45. A device for processing video data, comprising a processor and a non-transitory memory having instructions thereon, wherein the instructions, when executed by the processor, cause the processor to:

performing the conversion based on the determined candidate,

46. The apparatus of claim 45, wherein a plurality of binary bits (N) are used to represent the sub-block Merge index.

47. The apparatus of claim 46, wherein a first number (L) of the plurality of bits is context-coded, and wherein a second number (N-L) of bits is bypass-coded.

48. The apparatus of claim 47, wherein L = 1.

49. A non-transitory computer-readable storage medium storing instructions that cause a processor to:

determining whether a reference picture of a particular neighboring block A1 is a collocated picture of the current block, the collocated picture being different from a current picture including the current block; if the reference picture of the specific neighboring block A1 is a collocated picture of the current block, setting the temporal motion information to the specific motion information associated with the specific neighboring block A1 without checking any other neighboring block, and

performing the conversion based on the determined candidate,

50. The non-transitory computer readable recording medium of claim 49, wherein a plurality of binary bits (N) are used to represent the sub-block Merge index.

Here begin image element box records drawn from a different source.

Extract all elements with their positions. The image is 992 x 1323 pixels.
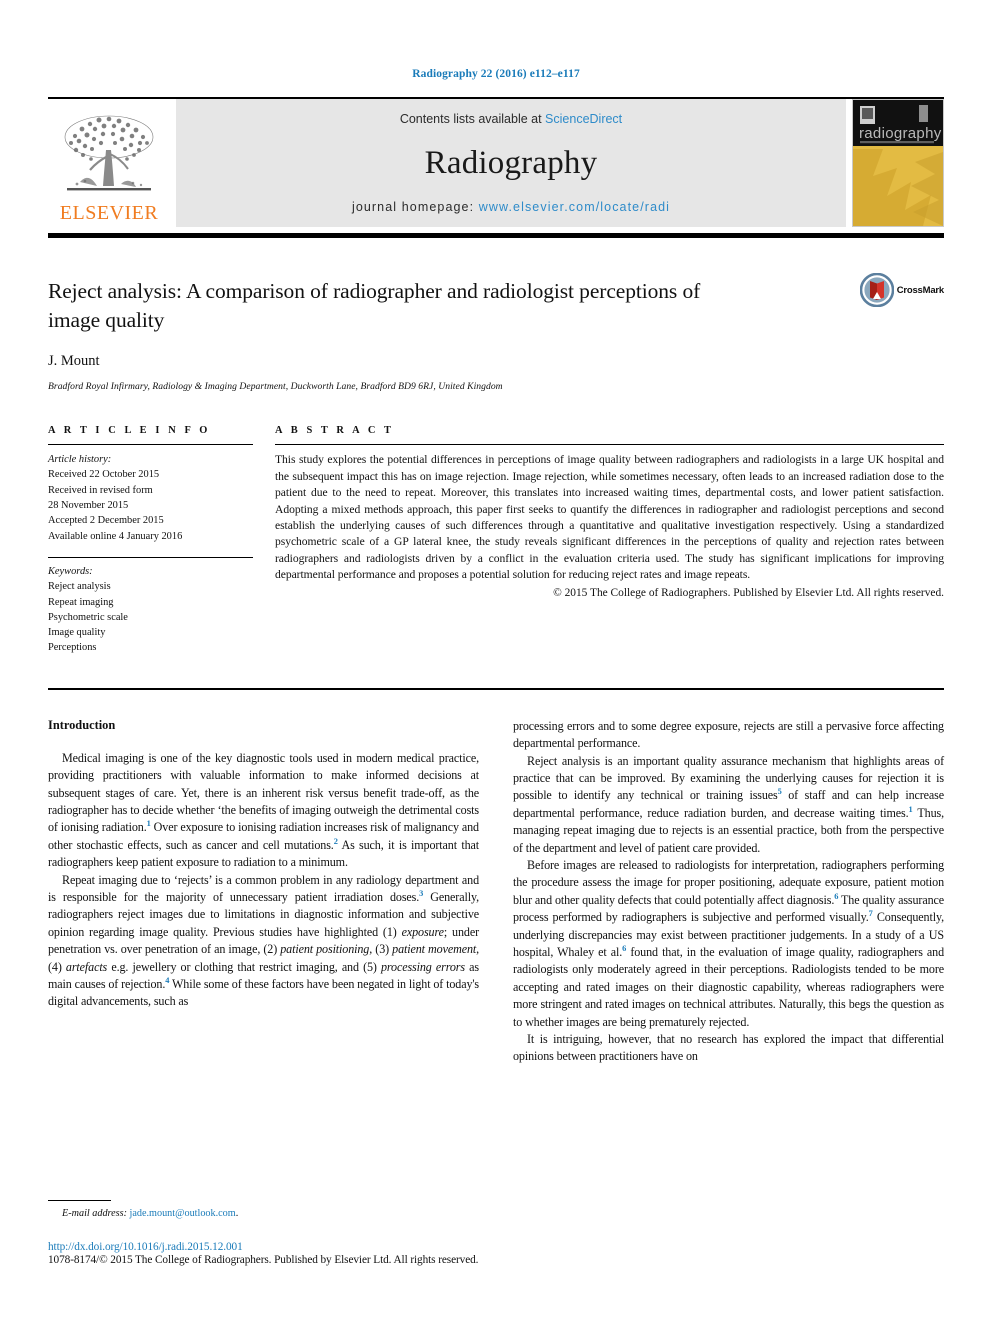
info-and-abstract: A R T I C L E I N F O Article history: R… xyxy=(48,425,944,656)
title-block: Reject analysis: A comparison of radiogr… xyxy=(48,273,944,393)
contents-prefix: Contents lists available at xyxy=(399,112,546,126)
journal-cover-art: radiography xyxy=(853,100,943,226)
footnote-rule xyxy=(48,1200,111,1201)
keywords-label: Keywords: xyxy=(48,565,93,577)
corresponding-email-line: E-mail address: jade.mount@outlook.com. xyxy=(48,1208,478,1219)
doi-block: http://dx.doi.org/10.1016/j.radi.2015.12… xyxy=(48,1241,748,1266)
body-paragraph: Medical imaging is one of the key diagno… xyxy=(48,750,479,872)
homepage-prefix: journal homepage: xyxy=(351,200,479,214)
body-columns: Introduction Medical imaging is one of t… xyxy=(48,718,944,1066)
journal-cover-thumbnail: radiography xyxy=(852,99,944,227)
email-trailing-period: . xyxy=(235,1208,239,1219)
history-item: Accepted 2 December 2015 xyxy=(48,515,164,527)
body-paragraph: processing errors and to some degree exp… xyxy=(513,718,944,753)
keyword-item: Perceptions xyxy=(48,642,97,654)
body-paragraph: Before images are released to radiologis… xyxy=(513,857,944,1031)
elsevier-wordmark: ELSEVIER xyxy=(59,202,159,224)
issn-copyright-line: 1078-8174/© 2015 The College of Radiogra… xyxy=(48,1254,479,1266)
elsevier-logo: ELSEVIER xyxy=(48,99,170,227)
article-history-block: Article history: Received 22 October 201… xyxy=(48,452,253,544)
emphasis-text: patient positioning xyxy=(280,942,370,957)
abstract-copyright: © 2015 The College of Radiographers. Pub… xyxy=(553,586,944,599)
text-run: It is intriguing, however, that no resea… xyxy=(513,1032,944,1064)
email-label: E-mail address: xyxy=(62,1208,127,1219)
abstract-rule xyxy=(275,444,944,446)
contents-available-line: Contents lists available at ScienceDirec… xyxy=(400,112,622,126)
keyword-item: Psychometric scale xyxy=(48,611,128,623)
journal-homepage-link[interactable]: www.elsevier.com/locate/radi xyxy=(479,200,670,214)
abstract-text: This study explores the potential differ… xyxy=(275,453,944,582)
masthead-bottom-rule xyxy=(48,233,944,238)
keyword-item: Repeat imaging xyxy=(48,596,114,608)
journal-masthead: ELSEVIER Contents lists available at Sci… xyxy=(48,99,944,227)
elsevier-tree-icon xyxy=(64,115,154,191)
crossmark-label: CrossMark xyxy=(896,284,945,296)
body-separator-rule xyxy=(48,687,944,690)
paper-page: Radiography 22 (2016) e112–e117 ELSEVIER… xyxy=(0,0,992,1323)
keyword-item: Reject analysis xyxy=(48,581,111,593)
author-affiliation: Bradford Royal Infirmary, Radiology & Im… xyxy=(48,381,503,393)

51. The non-transitory computer readable recording medium of claim 50, wherein a first number (L) of the plurality of bits is context-coded, and wherein a second number (N-L) of bits is bypass-coded.

52. A method of storing a bitstream of video, comprising:

constructing a sub-block motion candidate list based at least on the at least one sub-block motion information;

determining candidates from the sub-block motion candidate list based on sub-block Merge indexes included in the bitstream;

generating the bitstream based on the determined candidates; and

The bit stream is stored in a non-transitory computer readable recording medium,

53. An apparatus in a video system comprising a processor and a non-transitory memory having instructions thereon, wherein the instructions, when executed by the processor, cause the processor to implement the method of any of claims 5 to 44, 52.

54. A non-transitory computer readable storage medium storing computer readable instructions, wherein the computer readable instructions when executed by a computer implement comprises instructions for performing the method of any one of claims 4 to 44, 52.